Thursday, November 5, 2015

Yesterday

Over twenty-nine years ago my life changed forever.  The first of my babies was born, and we became a unit of two.  Mother and child.  A beautiful piece of creation.

It happened for me just one more time when I gave birth to his younger brother.  Ah, true love.

It's taken twenty-nine years for the separation process to finally become a thing.  I didn't have to kick him out of the nest, but truthfully, there were times when it felt as though a stick of dynamite may have been in order.

Last night I went to bed relieved, and strangely not the least bit weepy or melancholy.  I turned the locks on the front door and shut off the living room lights with the full knowledge that there would be no 3AM entrance and interruption to my sleep.  Not a shred of motherly angst was given to thoughts of the lateness of his arrival or safety on the roads.

It wasn't until just a couple of hours ago I had comprehension.  The reality of a lifetime of work has come to fruition.

When Hobbes began her deaf-kitty chatter early on this morning, I didn't beg her to quiet down.  There was no useless shushing or urgency to stifle her loud pleas for breakfast.  There was no Brian to worry we'd awaken after too-little sleep.   There was no Brian.

Karl....heh.  He can sleep through pretty much anything.
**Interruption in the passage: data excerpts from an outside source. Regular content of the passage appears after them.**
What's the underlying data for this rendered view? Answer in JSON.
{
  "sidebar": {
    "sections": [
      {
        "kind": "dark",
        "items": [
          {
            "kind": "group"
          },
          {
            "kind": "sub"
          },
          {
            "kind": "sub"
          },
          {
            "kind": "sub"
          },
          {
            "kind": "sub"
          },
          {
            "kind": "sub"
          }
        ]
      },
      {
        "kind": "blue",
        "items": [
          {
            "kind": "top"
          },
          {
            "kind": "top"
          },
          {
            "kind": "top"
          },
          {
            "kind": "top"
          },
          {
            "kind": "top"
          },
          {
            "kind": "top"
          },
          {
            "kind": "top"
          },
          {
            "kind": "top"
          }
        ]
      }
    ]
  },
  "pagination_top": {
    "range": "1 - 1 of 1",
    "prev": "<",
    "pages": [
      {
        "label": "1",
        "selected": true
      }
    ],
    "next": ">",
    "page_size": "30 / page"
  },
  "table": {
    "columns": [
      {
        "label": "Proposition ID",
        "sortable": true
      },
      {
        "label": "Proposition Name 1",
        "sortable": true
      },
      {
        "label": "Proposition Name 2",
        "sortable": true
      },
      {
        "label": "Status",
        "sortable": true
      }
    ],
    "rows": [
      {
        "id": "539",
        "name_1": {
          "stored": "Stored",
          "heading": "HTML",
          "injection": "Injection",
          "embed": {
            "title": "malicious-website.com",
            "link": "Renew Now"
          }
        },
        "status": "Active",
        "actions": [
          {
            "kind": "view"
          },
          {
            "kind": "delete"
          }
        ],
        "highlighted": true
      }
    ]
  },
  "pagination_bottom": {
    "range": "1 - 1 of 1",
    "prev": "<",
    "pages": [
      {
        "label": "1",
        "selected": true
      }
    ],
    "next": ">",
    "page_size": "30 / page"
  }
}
Today will be a series of phone calls for necessary things; a trip to the bank, a stop at the recycling dropbox, and a trip to the market.  Cleaning and laundry are a portion of the agenda, and a visit from the liberated boy.  Most likely there will be many visits from Brian - he will be slowly gathering and removing items for some time to come (since I couldn't get him to do any of the sorting, packing, or tossing business before yesterday's grand exodus).  Plus, some of that laundry I mentioned is his.

All of those mundane activities will be interrupted by fits of quilting activities, because that's the way I roll.  I wasn't able to 'play' at all yesterday, too much life-altering stuff to do.  But today is a completely different story.

What was your yesterday like, and what's on your agenda today?